HotPlex employs a decoupled layered architecture to ensure high reliability from chat platforms to the execution engine.

1. Engine & Session Pool

  • Deterministic ID Mapping: Uses UUID v5 (SHA1) to map Namespace + Platform + UserID + ChannelID to a persistent providerSessionID. This ensures that as long as the user metadata remains the same, the session can be accurately recovered after a daemon restart.
  • Cold/Warm Start Logic: Features a 500ms polling waitForReady mechanism combined with Job Markers for state recovery and stale session detection.

2. Isolation & Security

  • Process Group Isolation: Utilizes PGID (Process Group ID).
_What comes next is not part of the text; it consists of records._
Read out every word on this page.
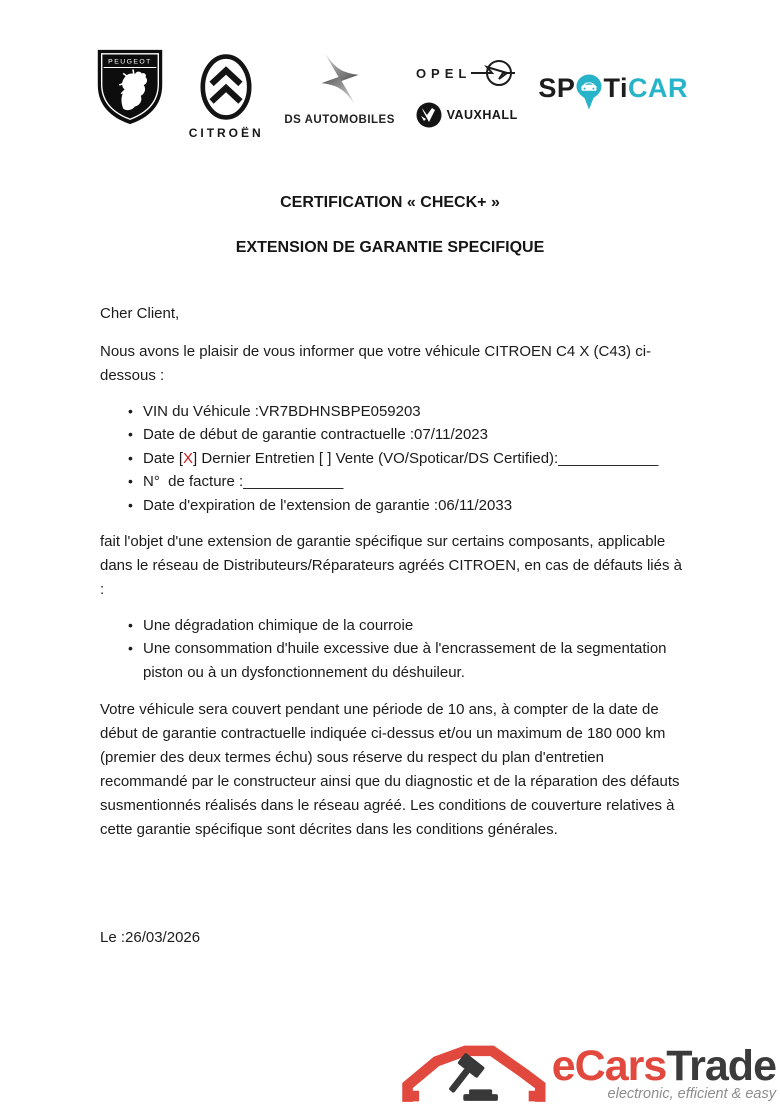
PEUGEOT
CITROËN
DS AUTOMOBILES
OPEL
VAUXHALL
SP Ti CAR
CERTIFICATION « CHECK+ »
EXTENSION DE GARANTIE SPECIFIQUE

Cher Client,

Nous avons le plaisir de vous informer que votre véhicule CITROEN C4 X (C43) ci-dessous :

• VIN du Véhicule :VR7BDHNSBPE059203
• Date de début de garantie contractuelle :07/11/2023
• Date [X] Dernier Entretien [ ] Vente (VO/Spoticar/DS Certified):____________
• N°  de facture :____________
• Date d'expiration de l'extension de garantie :06/11/2033

fait l'objet d'une extension de garantie spécifique sur certains composants, applicable dans le réseau de Distributeurs/Réparateurs agréés CITROEN, en cas de défauts liés à :

• Une dégradation chimique de la courroie
• Une consommation d'huile excessive due à l'encrassement de la segmentation piston ou à un dysfonctionnement du déshuileur.

Votre véhicule sera couvert pendant une période de 10 ans, à compter de la date de début de garantie contractuelle indiquée ci-dessus et/ou un maximum de 180 000 km (premier des deux termes échu) sous réserve du respect du plan d'entretien recommandé par le constructeur ainsi que du diagnostic et de la réparation des défauts susmentionnés réalisés dans le réseau agréé. Les conditions de couverture relatives à cette garantie spécifique sont décrites dans les conditions générales.

Le :26/03/2026

eCarsTrade
electronic, efficient & easy
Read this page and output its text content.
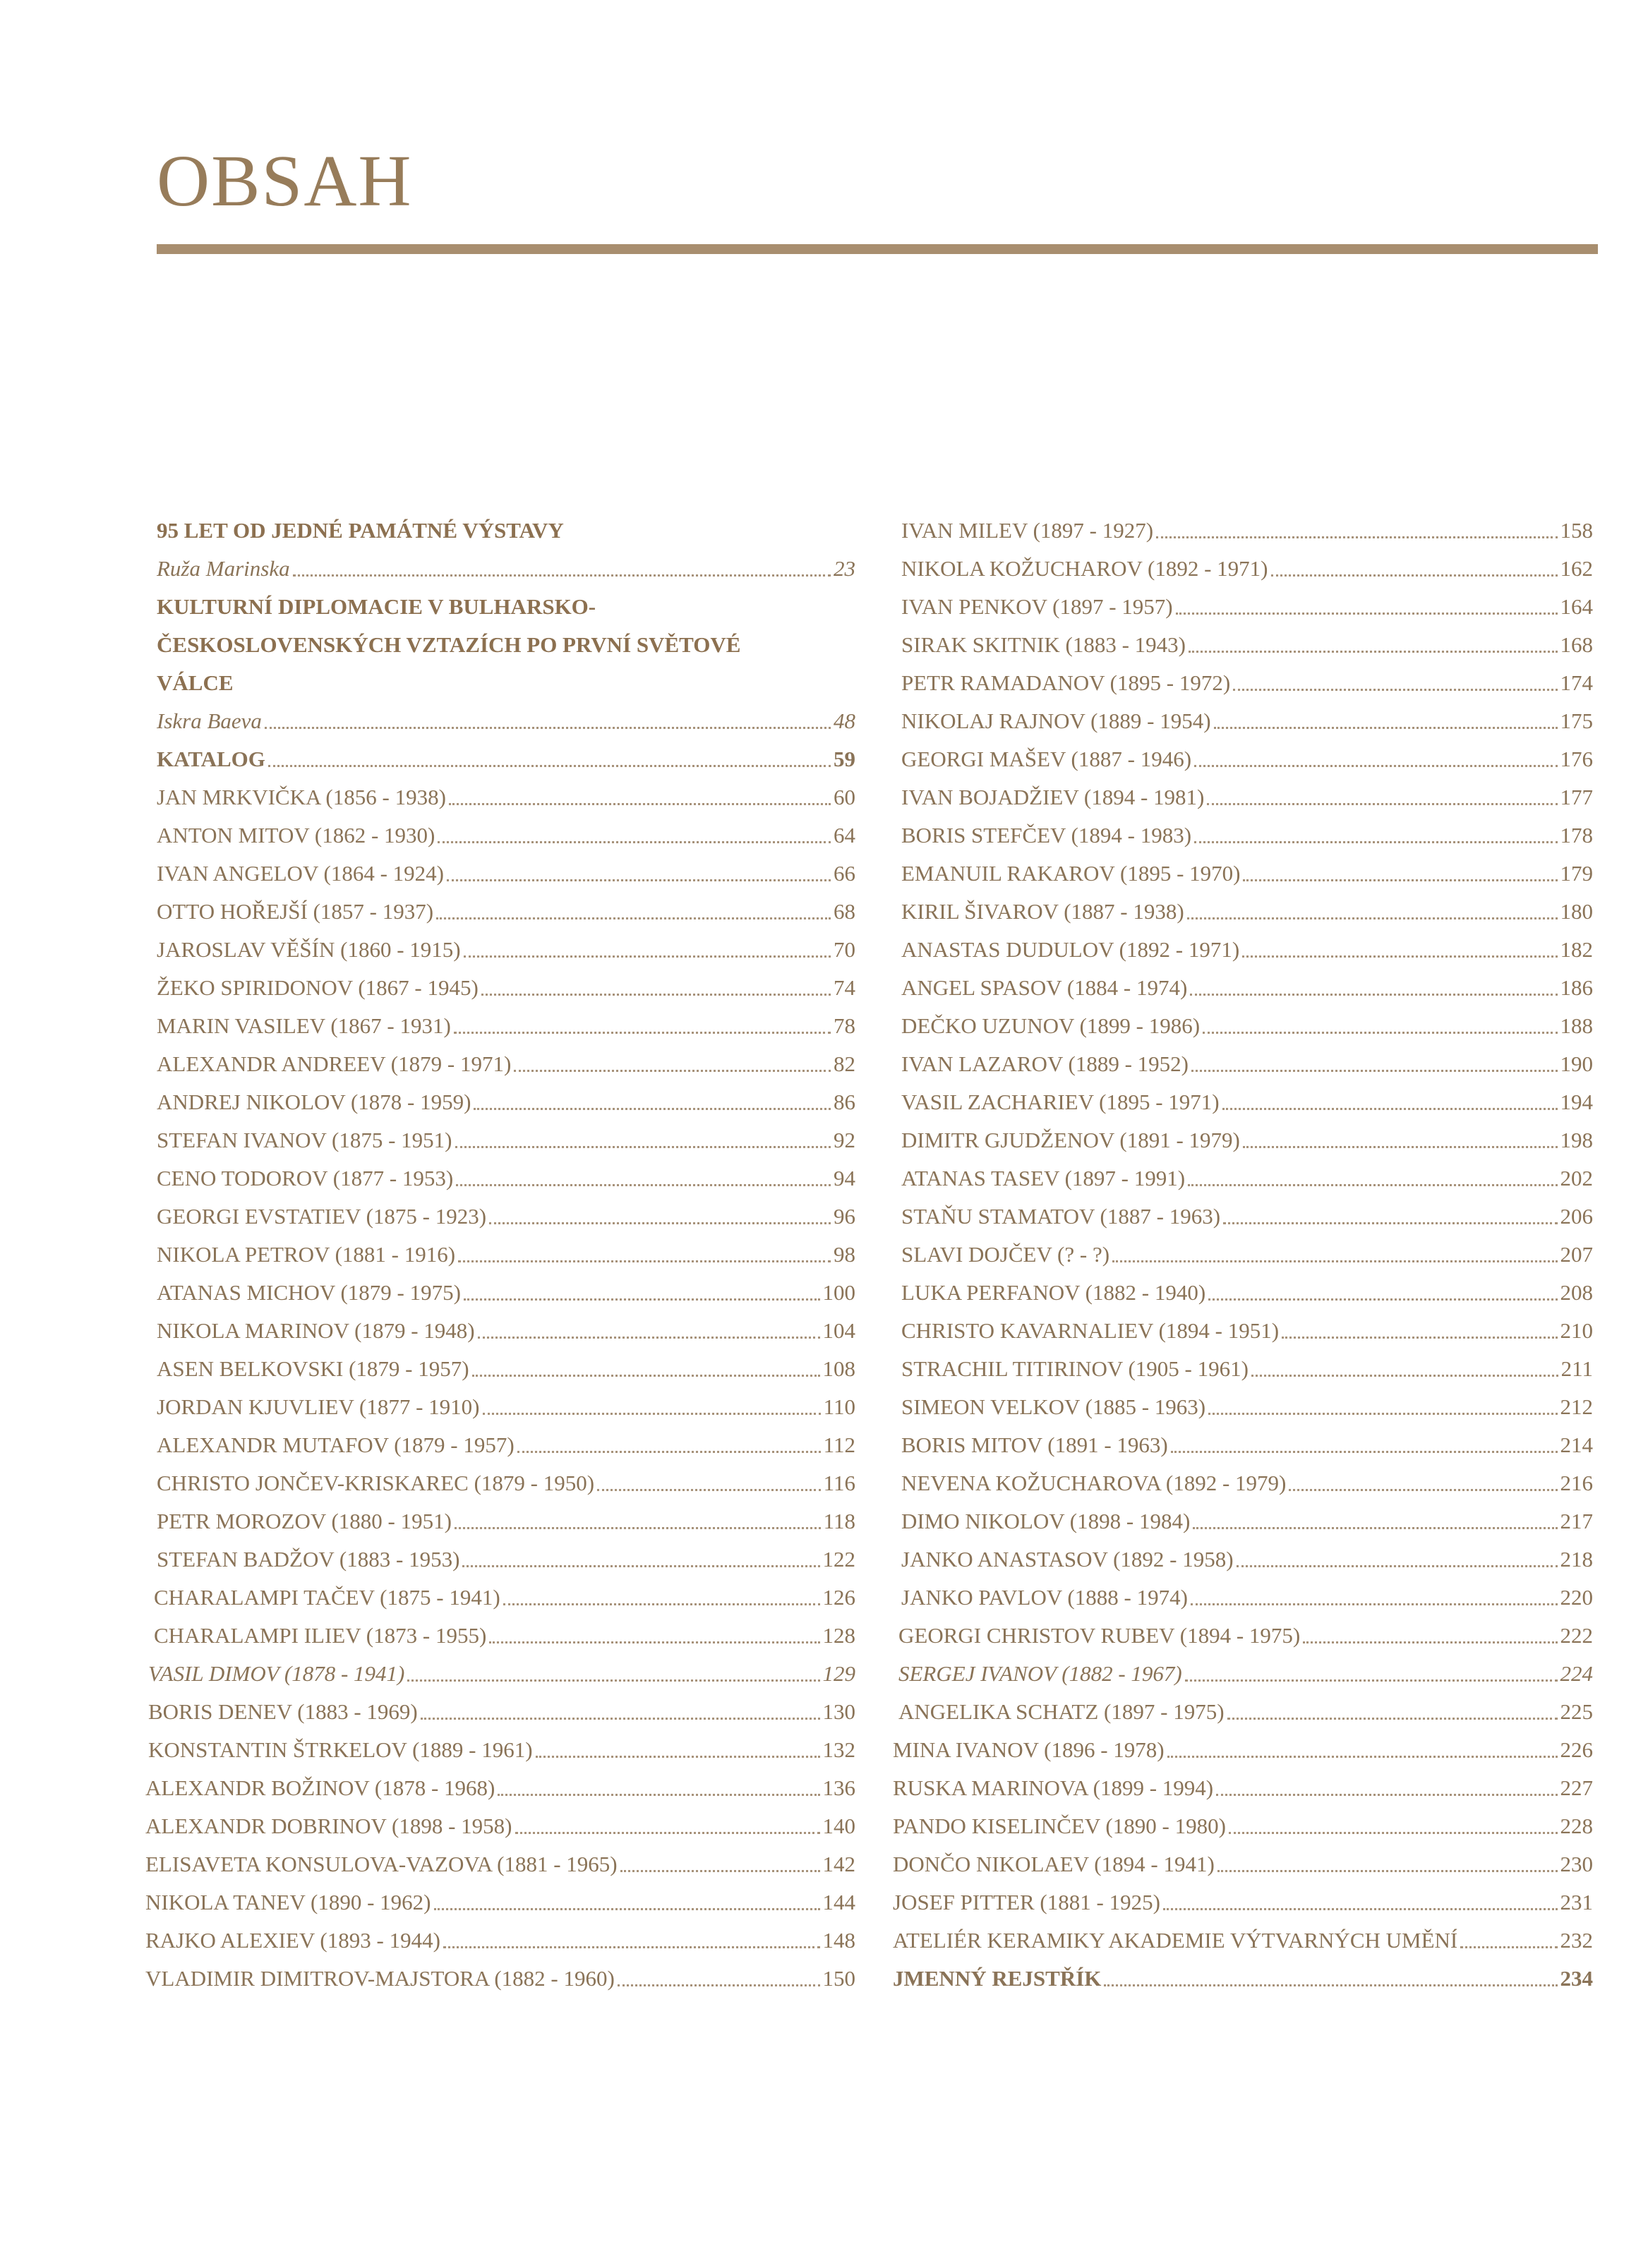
OBSAH
95 LET OD JEDNÉ PAMÁTNÉ VÝSTAVY
Ruža Marinska	23
KULTURNÍ DIPLOMACIE V BULHARSKO-
ČESKOSLOVENSKÝCH VZTAZÍCH PO PRVNÍ SVĚTOVÉ
VÁLCE
Iskra Baeva	48
KATALOG	59
JAN MRKVIČKA (1856 - 1938)	60
ANTON MITOV (1862 - 1930)	64
IVAN ANGELOV (1864 - 1924)	66
OTTO HOŘEJŠÍ (1857 - 1937)	68
JAROSLAV VĚŠÍN (1860 - 1915)	70
ŽEKO SPIRIDONOV (1867 - 1945)	74
MARIN VASILEV (1867 - 1931)	78
ALEXANDR ANDREEV (1879 - 1971)	82
ANDREJ NIKOLOV (1878 - 1959)	86
STEFAN IVANOV (1875 - 1951)	92
CENO TODOROV (1877 - 1953)	94
GEORGI EVSTATIEV (1875 - 1923)	96
NIKOLA PETROV (1881 - 1916)	98
ATANAS MICHOV (1879 - 1975)	100
NIKOLA MARINOV (1879 - 1948)	104
ASEN BELKOVSKI (1879 - 1957)	108
JORDAN KJUVLIEV (1877 - 1910)	110
ALEXANDR MUTAFOV (1879 - 1957)	112
CHRISTO JONČEV-KRISKAREC (1879 - 1950)	116
PETR MOROZOV (1880 - 1951)	118
STEFAN BADŽOV (1883 - 1953)	122
CHARALAMPI TAČEV (1875 - 1941)	126
CHARALAMPI ILIEV (1873 - 1955)	128
VASIL DIMOV (1878 - 1941)	129
BORIS DENEV (1883 - 1969)	130
KONSTANTIN ŠTRKELOV (1889 - 1961)	132
ALEXANDR BOŽINOV (1878 - 1968)	136
ALEXANDR DOBRINOV (1898 - 1958)	140
ELISAVETA KONSULOVA-VAZOVA (1881 - 1965)	142
NIKOLA TANEV (1890 - 1962)	144
RAJKO ALEXIEV (1893 - 1944)	148
VLADIMIR DIMITROV-MAJSTORA (1882 - 1960)	150
IVAN MILEV (1897 - 1927)	158
NIKOLA KOŽUCHAROV (1892 - 1971)	162
IVAN PENKOV (1897 - 1957)	164
SIRAK SKITNIK (1883 - 1943)	168
PETR RAMADANOV (1895 - 1972)	174
NIKOLAJ RAJNOV (1889 - 1954)	175
GEORGI MAŠEV (1887 - 1946)	176
IVAN BOJADŽIEV (1894 - 1981)	177
BORIS STEFČEV (1894 - 1983)	178
EMANUIL RAKAROV (1895 - 1970)	179
KIRIL ŠIVAROV (1887 - 1938)	180
ANASTAS DUDULOV (1892 - 1971)	182
ANGEL SPASOV (1884 - 1974)	186
DEČKO UZUNOV (1899 - 1986)	188
IVAN LAZAROV (1889 - 1952)	190
VASIL ZACHARIEV (1895 - 1971)	194
DIMITR GJUDŽENOV (1891 - 1979)	198
ATANAS TASEV (1897 - 1991)	202
STAŇU STAMATOV (1887 - 1963)	206
SLAVI DOJČEV (? - ?)	207
LUKA PERFANOV (1882 - 1940)	208
CHRISTO KAVARNALIEV (1894 - 1951)	210
STRACHIL TITIRINOV (1905 - 1961)	211
SIMEON VELKOV (1885 - 1963)	212
BORIS MITOV (1891 - 1963)	214
NEVENA KOŽUCHAROVA (1892 - 1979)	216
DIMO NIKOLOV (1898 - 1984)	217
JANKO ANASTASOV (1892 - 1958)	218
JANKO PAVLOV (1888 - 1974)	220
GEORGI CHRISTOV RUBEV (1894 - 1975)	222
SERGEJ IVANOV (1882 - 1967)	224
ANGELIKA SCHATZ (1897 - 1975)	225
MINA IVANOV (1896 - 1978)	226
RUSKA MARINOVA (1899 - 1994)	227
PANDO KISELINČEV (1890 - 1980)	228
DONČO NIKOLAEV (1894 - 1941)	230
JOSEF PITTER (1881 - 1925)	231
ATELIÉR KERAMIKY AKADEMIE VÝTVARNÝCH UMĚNÍ	232
JMENNÝ REJSTŘÍK	234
Upon session termination, a signal is sent to the negative PID, forcing the removal of the entire process tree and eradicating orphan processes.
  • Dual-Layer WAF: Performs a 6-level risk assessment before commands reach the CLI. Includes evasion protection (blocking null bytes/control chars) and automatic markdown stripping (reducing false positives).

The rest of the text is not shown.